【アドラー実践】01 21世紀におけるアドラー心理学の価値
月曜日はアドラー心理学のトピックで書いています。
早稲田大学エクステンションセンター中野校で、10月3日(木)から「アドラー心理学実践講座(全8回)」が始まります。これに合わせてしばらくの間、アドラー心理学実践講座の内容で書いていきます。
さて、実践講座の初回は、21世紀におけるアドラー心理学の価値ということをお話ししたいと思います。今から約百年前、20世紀の初頭に活躍したアルフレッド・アドラーは「個人心理学/アドラー心理学」を体系づけました。

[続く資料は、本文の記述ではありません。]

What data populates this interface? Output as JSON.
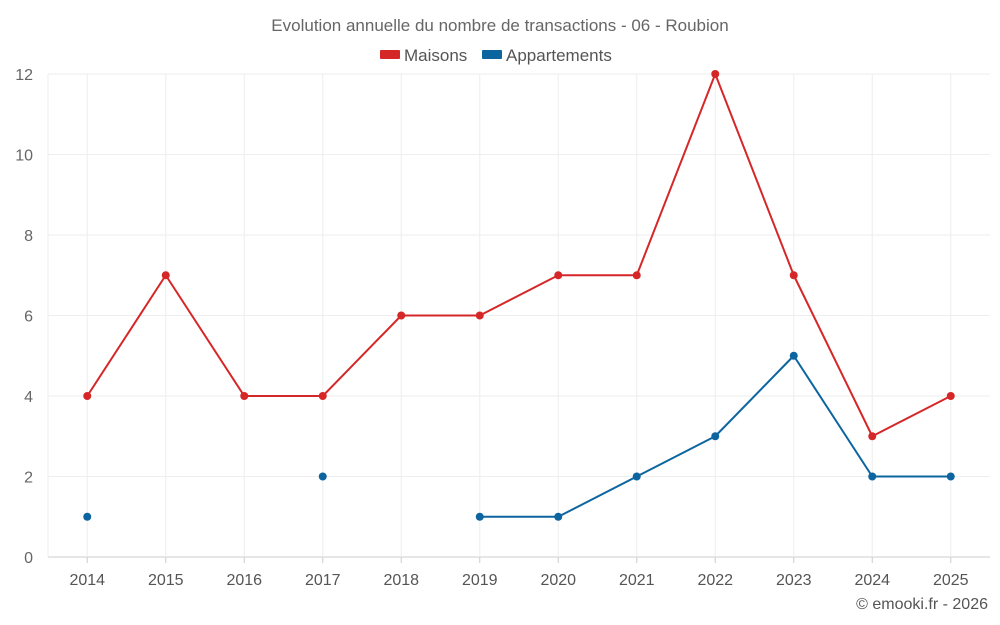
{
  "chart_data": {
    "type": "line",
    "title": "Evolution annuelle du nombre de transactions - 06 - Roubion",
    "categories": [
      "2014",
      "2015",
      "2016",
      "2017",
      "2018",
      "2019",
      "2020",
      "2021",
      "2022",
      "2023",
      "2024",
      "2025"
    ],
    "series": [
      {
        "name": "Maisons",
        "color": "#d62728",
        "values": [
          4,
          7,
          4,
          4,
          6,
          6,
          7,
          7,
          12,
          7,
          3,
          4
        ]
      },
      {
        "name": "Appartements",
        "color": "#0d65a0",
        "values": [
          1,
          null,
          null,
          2,
          null,
          1,
          1,
          2,
          3,
          5,
          2,
          2
        ]
      }
    ],
    "ylim": [
      0,
      12
    ],
    "yticks": [
      "0",
      "2",
      "4",
      "6",
      "8",
      "10",
      "12"
    ],
    "grid": true,
    "legend_position": "top-center",
    "xlabel": "",
    "ylabel": ""
  },
  "credit": "© emooki.fr - 2026"
}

アドラー心理学の内容は、心理学の研究者や専門家の間でも、また心理学の教科書の中でも、長い間、正当に扱われることがありませんでした。日本では、2014年の『嫌われる勇気』の大ヒットによって、心理学者というよりも、自己啓発としてのアドラーの名前は広く知られるようになりました。

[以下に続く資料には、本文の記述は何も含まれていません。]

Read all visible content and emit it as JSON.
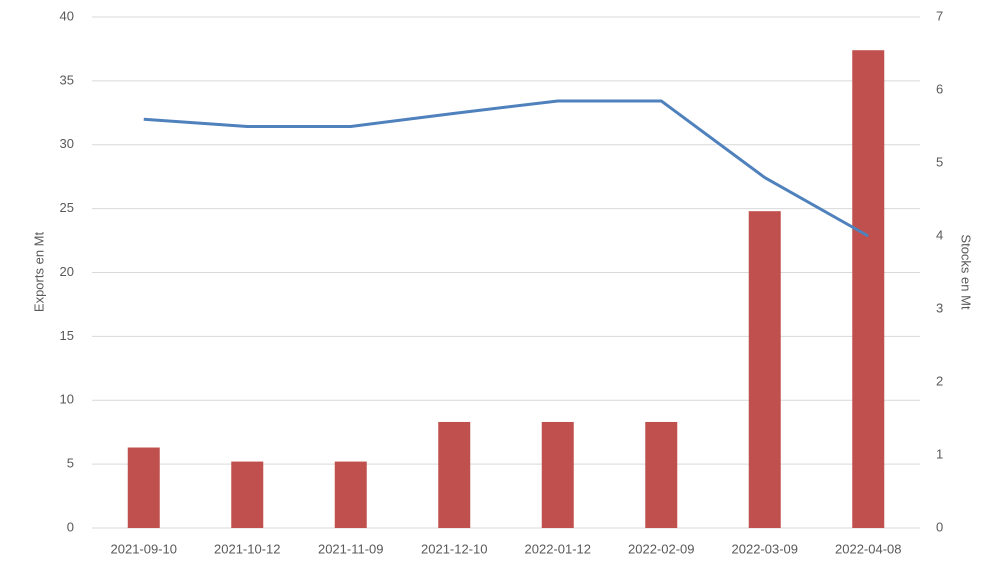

アドラーの言葉には多くの人の心に響くものが多いために、自己啓発や生き方の処方として都合よく引用されます。たとえば「勇気」「勇気づける」「タテの関係・ヨコの関係」「尊敬、信頼、貢献」「いまここ」(これはアドラーとは関係ない)「それはあなたの課題です」(これも厳密にはアドラー ではない)などです。こうした言葉は自己啓発のフレーズとしてはいいでしょう。それを都合よく使うのも禁止するべきことでもありません。流行したものが土着化するのは止めようがありません。

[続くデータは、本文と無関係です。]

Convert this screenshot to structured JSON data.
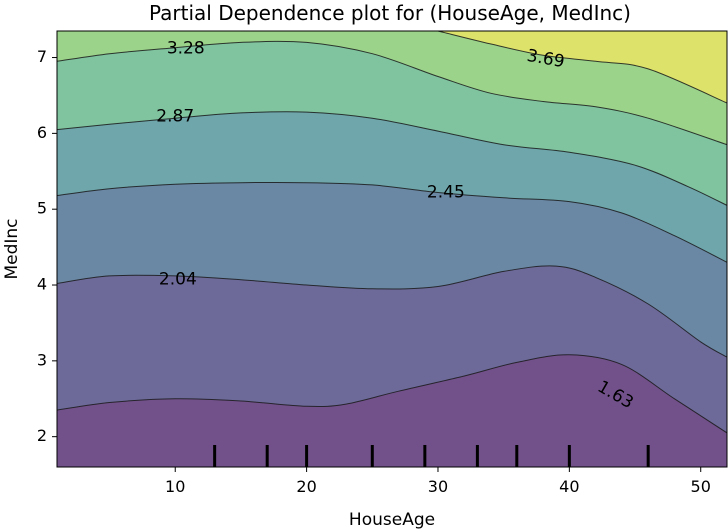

しかし、アドラー心理学の真価は、このような断片的なフレーズにあるわけではありません。アドラー用語を使っていれば、なんとなく格好良く見えたり、説得力が増すように見えるかもしれません。しかし、ただそれだけのことです。アドラー心理学の真価は、いくつかの重要な概念とそれを理論的に組み立てたところにあります。それを知らないでいる人は、ただ表面的にアドラー用語を使っているにすぎないのです。